New Treatments for Juvenile Arthritis
“As science at the molecular level has advanced, we’ve learned more about what drives arthritis—the mechanism of the disease—and we are able to identify important targets,” Nikolov says.
These targets include cytokines (molecules that control and drive inflammation in the body) such as tumor necrosis factor (TNF), interleukins (IL), and other naturally occurring proteins involved in stimulating the body’s immune response. Biologics used in the treatment of juvenile arthritis are generally given intravenously or subcutaneously (under the skin), and usually are taken for years. Different biologics tend to work better for different subgroups of the disease. In recent years, FDA has approved several of these treatments. Here are their names, the type of JIA they treat and approval dates:
- Humira (adalimumab) for polyarticular JIA, February, 2008
- Orencia (abatacept) for polyarticular JIA, April, 2008
- Enbrel (etanercept) for polyarticular JIA, June, 2008
- Actemra (tocilizumab) for systemic JIA, April 2011 and polyarticular JIA, April 2013
- Ilaris (canakinumab) for systemic JIA, May 2013.
“In addition to improving the signs, symptoms and physical functioning of patients, many of these biologics have been shown to reduce joint destruction in adults with rheumatoid arthritis (RA), a disease that is related to juvenile arthritis, and thus to change the natural history of the disease,” Nikolov says.
While researchers don’t yet have a lot of long-term safety information on use of these drugs in children, there is significant experience with their use in adults with RA. Biologics used for the treatment of patients with juvenile arthritis are potent drugs that suppress the immune system and can increase the risk of serious infections, including opportunistic (unusual) infections and tuberculosis.
Expanding Use of New Treatments to Children
When a drug is found to benefit adults with RA in large clinical trials, drug manufacturers may study it in children with juvenile arthritis to find out if the drug works for them too. In addition, FDA considers the known and potential risks of the drug to determine whether its benefits in treating juvenile arthritis outweigh these risks.

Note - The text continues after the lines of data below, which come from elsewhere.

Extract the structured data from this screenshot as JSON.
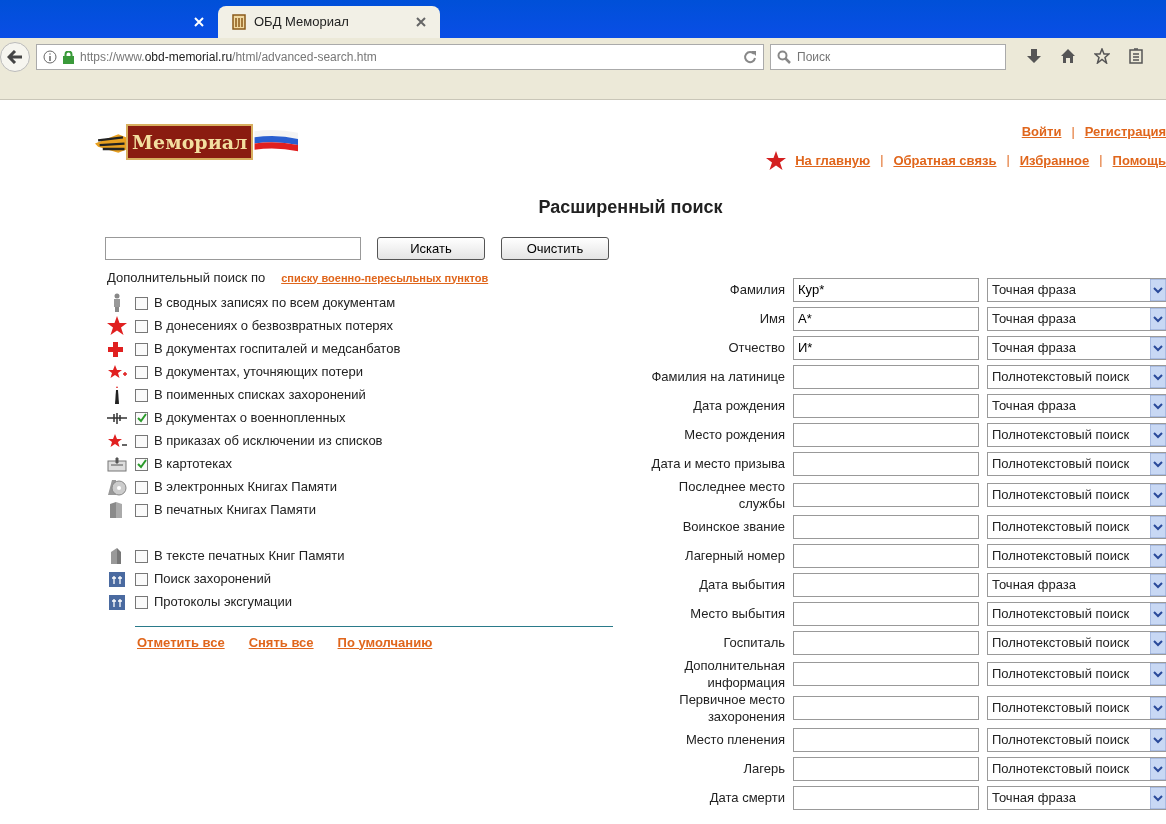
{
  "browser": {
    "tabs": [
      {
        "selected": false
      },
      {
        "title": "ОБД Мемориал",
        "selected": true
      }
    ],
    "url": {
      "scheme": "https://www.",
      "domain": "obd-memorial.ru",
      "path": "/html/advanced-search.htm"
    },
    "search_placeholder": "Поиск"
  },
  "header": {
    "logo_text": "Мемориал",
    "account_links": [
      "Войти",
      "Регистрация"
    ],
    "account_separators": [
      "|"
    ],
    "nav_separators": [
      "|",
      "|",
      "|"
    ],
    "nav_links": [
      "На главную",
      "Обратная связь",
      "Избранное",
      "Помощь"
    ]
  },
  "title": "Расширенный поиск",
  "quick_search": {
    "buttons": [
      "Искать",
      "Очистить"
    ]
  },
  "sources": {
    "intro": "Дополнительный поиск по",
    "intro_link": "списку военно-пересыльных пунктов",
    "groups": [
      [
        {
          "label": "В сводных записях по всем документам",
          "checked": false
        },
        {
          "label": "В донесениях о безвозвратных потерях",
          "checked": false
        },
        {
          "label": "В документах госпиталей и медсанбатов",
          "checked": false
        },
        {
          "label": "В документах, уточняющих потери",
          "checked": false
        },
        {
          "label": "В поименных списках захоронений",
          "checked": false
        },
        {
          "label": "В документах о военнопленных",
          "checked": true
        },
        {
          "label": "В приказах об исключении из списков",
          "checked": false
        },
        {
          "label": "В картотеках",
          "checked": true
        },
        {
          "label": "В электронных Книгах Памяти",
          "checked": false
        },
        {
          "label": "В печатных Книгах Памяти",
          "checked": false
        }
      ],
      [
        {
          "label": "В тексте печатных Книг Памяти",
          "checked": false
        },
        {
          "label": "Поиск захоронений",
          "checked": false
        },
        {
          "label": "Протоколы эксгумации",
          "checked": false
        }
      ]
    ],
    "actions": [
      "Отметить все",
      "Снять все",
      "По умолчанию"
    ]
  },
  "fields": [
    {
      "label": "Фамилия",
      "value": "Кур*",
      "mode": "Точная фраза"
    },
    {
      "label": "Имя",
      "value": "А*",
      "mode": "Точная фраза"
    },
    {
      "label": "Отчество",
      "value": "И*",
      "mode": "Точная фраза"
    },
    {
      "label": "Фамилия на латинице",
      "mode": "Полнотекстовый поиск"
    },
    {
      "label": "Дата рождения",
      "mode": "Точная фраза"
    },
    {
      "label": "Место рождения",
      "mode": "Полнотекстовый поиск"
    },
    {
      "label": "Дата и место призыва",
      "mode": "Полнотекстовый поиск"
    },
    {
      "label": "Последнее место службы",
      "mode": "Полнотекстовый поиск"
    },
    {
      "label": "Воинское звание",
      "mode": "Полнотекстовый поиск"
    },
    {
      "label": "Лагерный номер",
      "mode": "Полнотекстовый поиск"
    },
    {
      "label": "Дата выбытия",
      "mode": "Точная фраза"
    },
    {
      "label": "Место выбытия",
      "mode": "Полнотекстовый поиск"
    },
    {
      "label": "Госпиталь",
      "mode": "Полнотекстовый поиск"
    },
    {
      "label": "Дополнительная информация",
      "mode": "Полнотекстовый поиск"
    },
    {
      "label": "Первичное место захоронения",
      "mode": "Полнотекстовый поиск"
    },
    {
      "label": "Место пленения",
      "mode": "Полнотекстовый поиск"
    },
    {
      "label": "Лагерь",
      "mode": "Полнотекстовый поиск"
    },
    {
      "label": "Дата смерти",
      "mode": "Точная фраза"
    }
  ]
}
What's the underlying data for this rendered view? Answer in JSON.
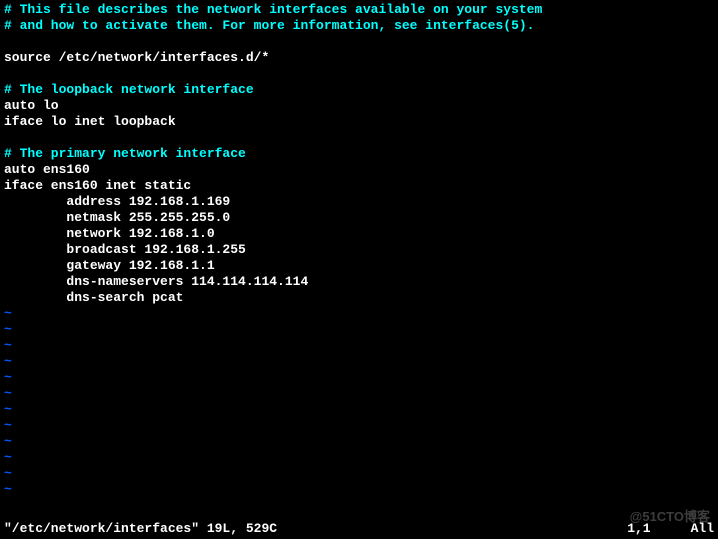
{
  "lines": [
    {
      "type": "comment",
      "text": "# This file describes the network interfaces available on your system"
    },
    {
      "type": "comment",
      "text": "# and how to activate them. For more information, see interfaces(5)."
    },
    {
      "type": "normal",
      "text": ""
    },
    {
      "type": "normal",
      "text": "source /etc/network/interfaces.d/*"
    },
    {
      "type": "normal",
      "text": ""
    },
    {
      "type": "comment",
      "text": "# The loopback network interface"
    },
    {
      "type": "normal",
      "text": "auto lo"
    },
    {
      "type": "normal",
      "text": "iface lo inet loopback"
    },
    {
      "type": "normal",
      "text": ""
    },
    {
      "type": "comment",
      "text": "# The primary network interface"
    },
    {
      "type": "normal",
      "text": "auto ens160"
    },
    {
      "type": "normal",
      "text": "iface ens160 inet static"
    },
    {
      "type": "normal",
      "text": "        address 192.168.1.169"
    },
    {
      "type": "normal",
      "text": "        netmask 255.255.255.0"
    },
    {
      "type": "normal",
      "text": "        network 192.168.1.0"
    },
    {
      "type": "normal",
      "text": "        broadcast 192.168.1.255"
    },
    {
      "type": "normal",
      "text": "        gateway 192.168.1.1"
    },
    {
      "type": "normal",
      "text": "        dns-nameservers 114.114.114.114"
    },
    {
      "type": "normal",
      "text": "        dns-search pcat"
    }
  ],
  "tilde_char": "~",
  "tilde_count": 12,
  "status": {
    "filename": "\"/etc/network/interfaces\" 19L, 529C",
    "position": "1,1",
    "view": "All"
  },
  "watermark": "@51CTO博客"
}
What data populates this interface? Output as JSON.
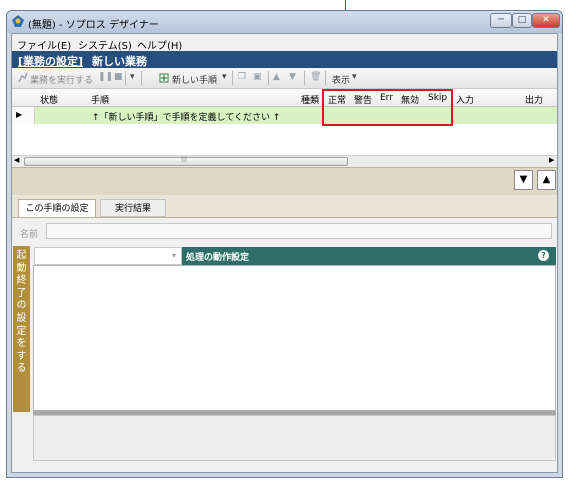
{
  "window": {
    "title": "(無題) - ソプロス デザイナー"
  },
  "menu": [
    "ファイル(E)",
    "システム(S)",
    "ヘルプ(H)"
  ],
  "header": {
    "settings_link": "[業務の設定]",
    "title": "新しい業務"
  },
  "toolbar": {
    "run_label": "業務を実行する",
    "new_step_label": "新しい手順",
    "display_label": "表示"
  },
  "grid": {
    "columns": [
      "状態",
      "手順",
      "種類",
      "正常",
      "警告",
      "Err",
      "無効",
      "Skip",
      "入力",
      "出力"
    ],
    "row_text": "↑「新しい手順」で手順を定義してください ↑"
  },
  "tabs": [
    "この手順の設定",
    "実行結果"
  ],
  "name_label": "名前",
  "side_label": "起動・終了の設定をする",
  "action_bar": {
    "label": "処理の動作設定"
  },
  "colors": {
    "header_bg": "#264f7f",
    "row_bg": "#d9f2c2",
    "highlight": "#e0142c",
    "side_label_bg": "#b28f3e",
    "action_bar_bg": "#2f6f6a"
  }
}
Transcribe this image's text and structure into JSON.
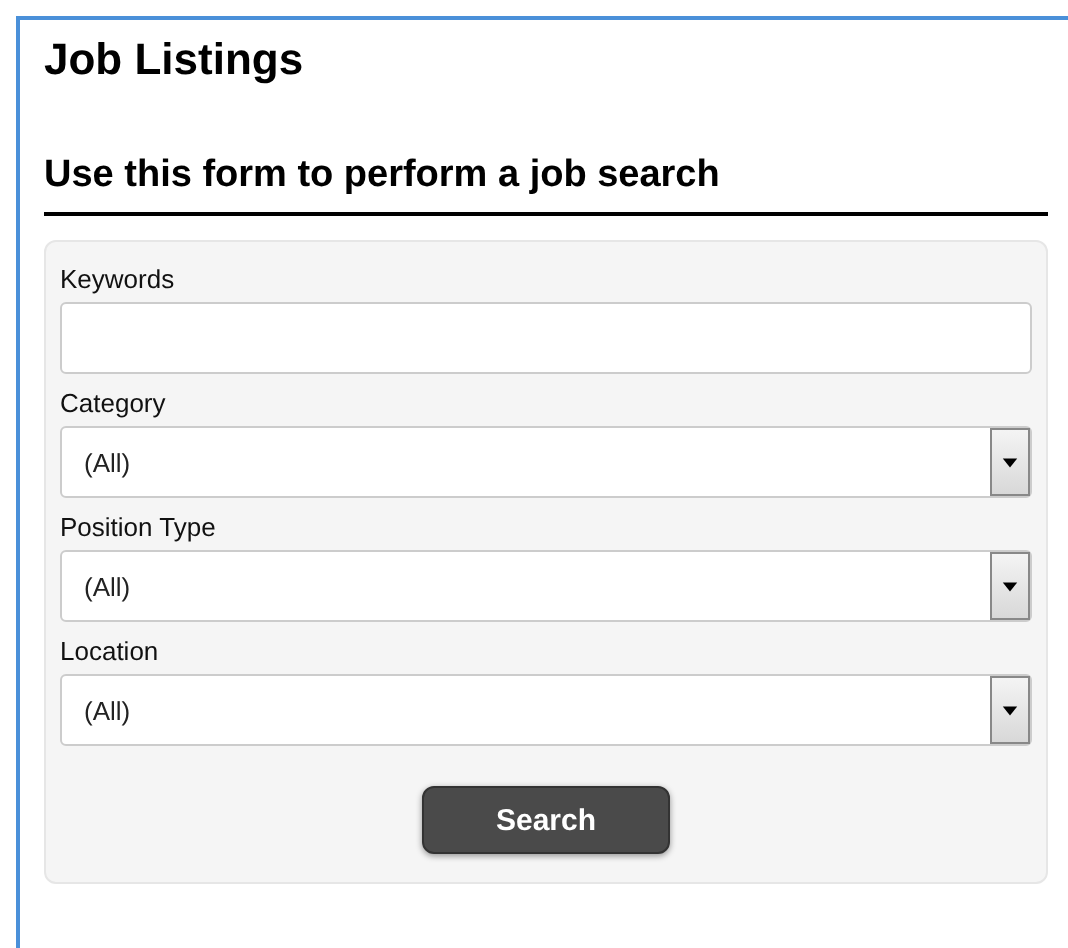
{
  "page": {
    "title": "Job Listings"
  },
  "form": {
    "heading": "Use this form to perform a job search",
    "fields": [
      {
        "kind": "text",
        "label": "Keywords"
      },
      {
        "kind": "select",
        "label": "Category",
        "value": "(All)"
      },
      {
        "kind": "select",
        "label": "Position Type",
        "value": "(All)"
      },
      {
        "kind": "select",
        "label": "Location",
        "value": "(All)"
      }
    ],
    "submit": "Search"
  }
}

“It’s possible that safety issues might come up in kids that we have not found in adults. For example, these drugs may affect the developing body and immune system in children, and that may warrant changes in the labels to let both healthcare providers and patients know what are the risks involved, and how to recognize and respond to potential problems,” Nikolov says.
Meantime, scientists continue to work on improving existing treatments for children and search for new treatments that will work better with fewer side effects.
“We don’t have a cure for juvenile arthritis—we’re not there yet,” says Nikolov. “But we’re making progress.”